Cervical cancer: Group wants Nigerian girls immunised before first sex

Photo: www.medicinenet.com
Photo: www.medicinenet.com

In a bid to stem the rising cases of cervical cancer in Nigeria, Health Education and Empowerment Initiative, a non-governmental organisation, has commenced awareness and screening sessions among women in rural communities in Ogun State.

The Information Center on Human Papilloma Virus (HPV) says there are 14,089 cervical cancer cases in Nigeria.

It also reports that about 8,240 deaths are recorded annually in the country.

HEDEN said it was driven by the heavy national burden of cervical cancer, which requires increased awareness, early detection and treatment.

The awareness program, which was taken to a faith-based women group in Abule-Ijoko, was supported by Society for Family Health, SFH.

HEDEN reports that of the 51 women that were tested, nine were found positive to the disease.

The program included talks, video presentations on symptoms of cervical cancer, its progression, stories of how early detection saves lives, question and answer session and eventual screening and treatment of women who tested positive

Many of the women expressed surprise at the subtle signs and symptoms of cervical cancer, saying they never heard about cervical cancer before.

Speaking at the event, the Executive Director of HEDEN, Folasade Ofurune, emphasised the need to go for screening early once a sign is noticed.

She highlighted that cervical cancer was preventable by receiving the Human Papilloma Virus (HPV) vaccine before first sex from age 11 above.

She urged parents to vaccinate both boys and girl because HPV causes other diseases aside of cervical cancer.

“HEDEN envisions a world, in which communication saves lives, improves health and enhances wellbeing,” she said.

“Thus with the support of Society for Family Health, HEDEN will continue this campaign next year (2017) by extending it to many more communities.”

She further explained that cervical cancer was the commonest genital cancer killing women especially in sub-Saharan Africa, adding that it is the second commonest cancer affecting women in Nigeria.
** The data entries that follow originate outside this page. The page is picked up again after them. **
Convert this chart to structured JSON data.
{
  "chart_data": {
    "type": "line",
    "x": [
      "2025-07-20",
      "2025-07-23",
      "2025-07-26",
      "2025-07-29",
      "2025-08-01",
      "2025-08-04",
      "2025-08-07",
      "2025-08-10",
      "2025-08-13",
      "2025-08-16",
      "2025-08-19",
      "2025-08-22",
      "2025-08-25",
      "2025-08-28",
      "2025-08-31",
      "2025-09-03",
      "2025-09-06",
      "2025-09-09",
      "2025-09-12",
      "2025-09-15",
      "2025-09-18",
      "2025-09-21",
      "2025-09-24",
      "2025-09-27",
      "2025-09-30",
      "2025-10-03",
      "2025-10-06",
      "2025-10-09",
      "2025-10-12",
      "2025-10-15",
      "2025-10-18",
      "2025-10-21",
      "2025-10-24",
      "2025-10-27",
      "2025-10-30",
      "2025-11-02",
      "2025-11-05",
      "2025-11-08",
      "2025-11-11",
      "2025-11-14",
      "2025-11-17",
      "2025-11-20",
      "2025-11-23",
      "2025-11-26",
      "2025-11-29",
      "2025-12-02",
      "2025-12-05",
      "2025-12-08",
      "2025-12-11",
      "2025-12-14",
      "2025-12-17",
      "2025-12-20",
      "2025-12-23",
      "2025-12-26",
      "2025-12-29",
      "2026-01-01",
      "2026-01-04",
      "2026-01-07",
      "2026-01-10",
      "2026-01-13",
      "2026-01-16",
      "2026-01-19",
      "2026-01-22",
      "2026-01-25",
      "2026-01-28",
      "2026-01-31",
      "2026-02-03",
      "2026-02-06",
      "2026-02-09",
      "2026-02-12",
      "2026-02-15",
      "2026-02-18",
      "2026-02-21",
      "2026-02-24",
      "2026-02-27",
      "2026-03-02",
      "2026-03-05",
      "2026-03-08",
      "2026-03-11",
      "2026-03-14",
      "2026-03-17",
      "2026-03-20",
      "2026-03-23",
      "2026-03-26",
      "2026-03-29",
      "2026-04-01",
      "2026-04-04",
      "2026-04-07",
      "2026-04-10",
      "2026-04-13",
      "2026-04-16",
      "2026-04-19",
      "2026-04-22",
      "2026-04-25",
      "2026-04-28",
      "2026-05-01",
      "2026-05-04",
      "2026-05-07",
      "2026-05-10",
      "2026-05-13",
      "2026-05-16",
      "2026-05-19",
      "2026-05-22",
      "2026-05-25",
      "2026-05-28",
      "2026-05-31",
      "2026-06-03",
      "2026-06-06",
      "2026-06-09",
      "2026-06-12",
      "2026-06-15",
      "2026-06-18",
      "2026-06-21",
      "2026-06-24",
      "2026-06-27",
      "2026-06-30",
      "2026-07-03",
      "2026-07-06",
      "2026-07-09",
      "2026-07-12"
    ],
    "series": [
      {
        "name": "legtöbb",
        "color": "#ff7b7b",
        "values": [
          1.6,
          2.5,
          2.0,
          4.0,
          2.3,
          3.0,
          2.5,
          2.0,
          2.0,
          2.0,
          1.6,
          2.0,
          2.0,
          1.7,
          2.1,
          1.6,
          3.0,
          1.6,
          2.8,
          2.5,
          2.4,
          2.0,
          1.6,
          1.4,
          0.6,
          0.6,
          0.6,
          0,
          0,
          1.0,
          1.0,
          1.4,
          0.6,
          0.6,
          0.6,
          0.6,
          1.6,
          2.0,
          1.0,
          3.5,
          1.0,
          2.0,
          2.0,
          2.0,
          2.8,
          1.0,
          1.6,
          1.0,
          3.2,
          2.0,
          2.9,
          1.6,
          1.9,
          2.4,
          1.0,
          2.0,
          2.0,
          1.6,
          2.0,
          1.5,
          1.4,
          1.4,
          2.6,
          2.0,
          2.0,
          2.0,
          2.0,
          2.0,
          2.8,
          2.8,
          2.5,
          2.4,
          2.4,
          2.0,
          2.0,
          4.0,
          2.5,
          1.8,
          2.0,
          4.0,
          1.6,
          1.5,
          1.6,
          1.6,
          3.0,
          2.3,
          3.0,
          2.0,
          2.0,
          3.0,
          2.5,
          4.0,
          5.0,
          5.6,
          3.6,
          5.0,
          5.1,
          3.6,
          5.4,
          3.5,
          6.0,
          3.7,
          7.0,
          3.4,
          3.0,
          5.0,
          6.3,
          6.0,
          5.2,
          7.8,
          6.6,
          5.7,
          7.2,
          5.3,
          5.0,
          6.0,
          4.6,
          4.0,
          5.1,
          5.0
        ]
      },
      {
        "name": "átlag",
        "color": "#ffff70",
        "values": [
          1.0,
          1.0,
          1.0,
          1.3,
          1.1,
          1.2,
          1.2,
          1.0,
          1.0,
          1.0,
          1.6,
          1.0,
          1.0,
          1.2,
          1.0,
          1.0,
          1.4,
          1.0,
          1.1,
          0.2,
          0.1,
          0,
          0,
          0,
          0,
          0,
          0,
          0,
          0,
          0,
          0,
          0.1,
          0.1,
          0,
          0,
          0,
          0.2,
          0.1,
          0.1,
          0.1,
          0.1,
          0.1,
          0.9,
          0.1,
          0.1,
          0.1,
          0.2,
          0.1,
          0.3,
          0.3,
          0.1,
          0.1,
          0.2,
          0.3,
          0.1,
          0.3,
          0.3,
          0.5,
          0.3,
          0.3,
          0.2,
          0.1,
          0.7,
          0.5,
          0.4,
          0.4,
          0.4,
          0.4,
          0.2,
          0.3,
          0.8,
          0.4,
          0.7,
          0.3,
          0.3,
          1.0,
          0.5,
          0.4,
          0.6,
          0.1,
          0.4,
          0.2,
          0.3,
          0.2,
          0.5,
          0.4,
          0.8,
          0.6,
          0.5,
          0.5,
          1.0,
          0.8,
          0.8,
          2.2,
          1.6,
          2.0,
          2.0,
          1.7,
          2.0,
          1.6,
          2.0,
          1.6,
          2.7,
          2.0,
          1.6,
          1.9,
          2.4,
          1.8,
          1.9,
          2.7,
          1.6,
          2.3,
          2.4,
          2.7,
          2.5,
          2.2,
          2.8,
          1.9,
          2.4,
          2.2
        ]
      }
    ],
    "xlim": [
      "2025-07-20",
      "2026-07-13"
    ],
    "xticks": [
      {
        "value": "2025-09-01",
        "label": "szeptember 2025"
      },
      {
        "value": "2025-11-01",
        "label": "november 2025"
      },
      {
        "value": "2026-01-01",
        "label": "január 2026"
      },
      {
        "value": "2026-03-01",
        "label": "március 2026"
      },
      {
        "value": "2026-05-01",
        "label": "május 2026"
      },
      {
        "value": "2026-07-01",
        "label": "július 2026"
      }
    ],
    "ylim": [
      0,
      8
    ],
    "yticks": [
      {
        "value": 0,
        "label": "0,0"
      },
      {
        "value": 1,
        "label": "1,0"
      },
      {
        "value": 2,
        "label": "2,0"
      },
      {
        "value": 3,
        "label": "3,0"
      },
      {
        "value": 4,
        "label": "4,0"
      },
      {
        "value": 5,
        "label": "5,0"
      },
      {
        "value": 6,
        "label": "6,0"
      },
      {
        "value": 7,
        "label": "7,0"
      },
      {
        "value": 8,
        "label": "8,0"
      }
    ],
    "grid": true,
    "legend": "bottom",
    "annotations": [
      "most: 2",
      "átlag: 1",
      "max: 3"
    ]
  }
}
“Globally, every two minutes a woman dies from cervical cancer. It is prevalent but not exclusive to the sexually active women in the reproductive (childbearing) years,” Mrs. Ofurune said.

“Cervical cancer is fatal if left unrecognized and untreated. It is very important for every woman to undergo regular cervical screening to detect abnormalities.

“Regular cervical smear testing through pap’s test or screening with low cost methods using Visual Inspection with Acetic Acid (VIA) are the most effective ways of detecting cervical abnormalities, which may be the early signs of the disease.”

She expressed confidence that with the support of SFH, screening of women aged between 25 – 60 years will continue in order to diagnose women during the long pre-cancerous phase.